6 Au cours de la procédure contentieuse, le gouvernement hellénique n' a plus contesté le caractère insuffisant de la loi précitée en vue de la transposition de la directive . Dans ses mémoires en défense et en duplique, il a fait état d' un projet de décret présidentiel visant à intégrer la directive dans l' ordre juridique national . En réponse à une question de la Cour, il a signalé l' abandon de ce projet, mais il a fait état de l' adoption d' une nouvelle loi n 1836/89, prévoyant, notamment, la création d' un compte spécifique sous le titre "compte de protection des travailleurs contre l' insolvabilité de l' employeur" et contenant une habilitation pour l' adoption d' un décret présidentiel . Enfin, en janvier 1990, le gouvernement défendeur a communiqué le texte de ce décret présidentiel qui, à son avis, satisfait pleinement aux exigences découlant de la directive .

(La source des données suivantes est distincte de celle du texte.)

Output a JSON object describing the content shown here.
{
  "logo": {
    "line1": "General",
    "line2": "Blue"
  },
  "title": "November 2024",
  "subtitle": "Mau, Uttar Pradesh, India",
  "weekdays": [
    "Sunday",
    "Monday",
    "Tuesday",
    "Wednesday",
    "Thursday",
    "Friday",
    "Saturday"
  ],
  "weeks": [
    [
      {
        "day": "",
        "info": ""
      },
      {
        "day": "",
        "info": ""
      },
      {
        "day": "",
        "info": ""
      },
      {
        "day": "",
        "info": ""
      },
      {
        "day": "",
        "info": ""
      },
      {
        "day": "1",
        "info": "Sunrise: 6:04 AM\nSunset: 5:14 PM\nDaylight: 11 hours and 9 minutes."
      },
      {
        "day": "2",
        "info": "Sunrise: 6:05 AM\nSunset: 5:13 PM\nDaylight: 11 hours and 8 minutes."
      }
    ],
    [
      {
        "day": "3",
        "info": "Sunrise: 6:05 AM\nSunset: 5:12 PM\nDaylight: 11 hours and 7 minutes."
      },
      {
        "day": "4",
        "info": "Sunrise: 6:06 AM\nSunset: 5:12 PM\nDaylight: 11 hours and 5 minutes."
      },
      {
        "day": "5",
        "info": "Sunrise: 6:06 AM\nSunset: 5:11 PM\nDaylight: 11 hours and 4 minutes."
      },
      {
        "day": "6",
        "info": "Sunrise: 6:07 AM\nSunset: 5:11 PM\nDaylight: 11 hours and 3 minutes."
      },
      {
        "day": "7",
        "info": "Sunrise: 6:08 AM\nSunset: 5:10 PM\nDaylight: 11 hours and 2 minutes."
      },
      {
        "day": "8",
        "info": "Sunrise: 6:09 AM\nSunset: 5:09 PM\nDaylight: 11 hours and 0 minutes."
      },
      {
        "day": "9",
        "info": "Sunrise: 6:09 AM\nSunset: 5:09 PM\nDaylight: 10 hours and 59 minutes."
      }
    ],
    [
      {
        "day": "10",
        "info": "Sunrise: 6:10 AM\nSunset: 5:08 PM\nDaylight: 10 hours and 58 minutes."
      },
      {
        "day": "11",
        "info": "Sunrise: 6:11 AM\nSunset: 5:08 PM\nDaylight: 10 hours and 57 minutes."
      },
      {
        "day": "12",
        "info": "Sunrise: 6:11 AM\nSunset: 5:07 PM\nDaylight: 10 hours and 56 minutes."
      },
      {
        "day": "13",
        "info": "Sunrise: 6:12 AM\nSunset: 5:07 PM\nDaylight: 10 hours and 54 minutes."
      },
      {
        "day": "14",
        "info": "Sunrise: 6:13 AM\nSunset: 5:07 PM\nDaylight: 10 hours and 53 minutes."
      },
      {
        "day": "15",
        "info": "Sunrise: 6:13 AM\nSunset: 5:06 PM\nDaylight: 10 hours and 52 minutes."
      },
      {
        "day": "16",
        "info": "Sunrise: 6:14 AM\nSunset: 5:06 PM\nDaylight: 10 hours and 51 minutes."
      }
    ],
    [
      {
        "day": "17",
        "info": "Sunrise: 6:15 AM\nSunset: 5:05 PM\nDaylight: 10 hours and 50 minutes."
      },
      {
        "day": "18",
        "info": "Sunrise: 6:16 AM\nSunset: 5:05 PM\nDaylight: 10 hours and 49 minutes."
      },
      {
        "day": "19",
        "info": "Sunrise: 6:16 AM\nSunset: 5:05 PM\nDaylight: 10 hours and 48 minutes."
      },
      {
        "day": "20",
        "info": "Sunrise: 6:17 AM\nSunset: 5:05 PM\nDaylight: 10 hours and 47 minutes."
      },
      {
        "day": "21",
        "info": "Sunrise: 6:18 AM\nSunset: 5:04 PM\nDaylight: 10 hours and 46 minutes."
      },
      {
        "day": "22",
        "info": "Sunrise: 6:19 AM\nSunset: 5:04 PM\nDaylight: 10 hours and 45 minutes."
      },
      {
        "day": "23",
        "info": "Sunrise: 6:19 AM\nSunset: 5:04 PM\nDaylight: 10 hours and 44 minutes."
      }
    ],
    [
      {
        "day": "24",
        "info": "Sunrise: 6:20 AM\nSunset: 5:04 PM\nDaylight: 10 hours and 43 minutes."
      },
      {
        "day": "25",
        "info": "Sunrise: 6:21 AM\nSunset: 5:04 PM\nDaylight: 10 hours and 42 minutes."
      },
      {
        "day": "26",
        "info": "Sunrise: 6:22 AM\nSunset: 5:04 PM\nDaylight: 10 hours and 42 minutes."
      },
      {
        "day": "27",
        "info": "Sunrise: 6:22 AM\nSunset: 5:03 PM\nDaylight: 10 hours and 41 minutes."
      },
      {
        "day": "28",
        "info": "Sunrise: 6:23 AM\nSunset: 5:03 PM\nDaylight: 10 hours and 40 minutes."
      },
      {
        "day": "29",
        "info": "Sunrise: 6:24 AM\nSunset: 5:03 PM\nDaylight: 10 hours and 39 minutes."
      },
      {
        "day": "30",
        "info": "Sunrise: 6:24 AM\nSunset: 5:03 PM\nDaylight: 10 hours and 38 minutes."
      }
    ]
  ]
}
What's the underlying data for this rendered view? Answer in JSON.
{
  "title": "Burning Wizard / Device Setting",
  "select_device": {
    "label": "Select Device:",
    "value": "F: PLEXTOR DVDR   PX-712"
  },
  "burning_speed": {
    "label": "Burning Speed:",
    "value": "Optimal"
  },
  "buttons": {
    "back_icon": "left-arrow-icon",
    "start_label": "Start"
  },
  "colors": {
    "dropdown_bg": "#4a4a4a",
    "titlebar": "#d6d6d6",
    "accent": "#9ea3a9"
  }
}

7 Il n' y a pas lieu d' examiner si le décret présidentiel précité réalise une transposition satisfaisante de la directive . En effet, selon une jurisprudence constante ( voir, en dernier lieu, l' arrêt du 11 mai 1989, Commission/Allemagne, point 8, 76/86, Rec . p . 1021 ), l' objet d' un recours formé en application de l' article 169 du traité est circonscrit par la procédure précontentieuse prévue par cette disposition .

8 Par conséquent, l' objet de la présente procédure doit être limité à l' examen, au regard de la directive, de la situation juridique existant en Grèce au moment de l' expiration du délai prescrit dans l' avis motivé .

9 Or, il n' est pas contesté que les mesures existant en Grèce avant l' échéance de ce délai n' étaient pas suffisantes en vue de la mise en oeuvre des obligations découlant de la directive .

10 Il résulte de ce qui précède que les griefs de la Commission tirés du défaut de mise en oeuvre des articles 2, 4, 7 et 8 de la directive doivent être retenus comme fondés .

Sur les griefs concernant les catégories de travailleurs qui peuvent être exclus du champ d' application de la directive

11 Aux termes de l' article 1er, paragraphe 2, de la directive :

"Les États membres peuvent, à titre exceptionnel, exclure du champ d' application de la directive les créances de certaines catégories de travailleurs salariés en raison de la nature particulière du contrat de travail ou de la relation de travail des travailleurs salariés, ou en raison de l' existence d' autres formes de garantie assurant aux travailleurs salariés une protection équivalant à celle qui résulte de la présente directive .

La liste des catégories de travailleurs salariés visée au premier alinéa figure en annexe ."

12 Cette liste vise, au point I, les "travailleurs salariés ayant un contrat de travail, ou une relation de travail, de nature particulière" et, au point II, les "travailleurs salariés bénéficiant d' autres formes de garantie ". En ce qui concerne la Grèce, elle inclut, au point I, le patron et les membres de l' équipage d' un bateau de pêche, si et dans la mesure où ils sont payés sous forme de participation aux gains ou aux recettes brutes du bateau, et, au point II, les équipages de navires de mer .

13 La Commission fait valoir que la République hellénique aurait dû prévoir à l' égard de ces deux catégories de travailleurs des garanties leur assurant une protection équivalant à celle qui résulte de la directive .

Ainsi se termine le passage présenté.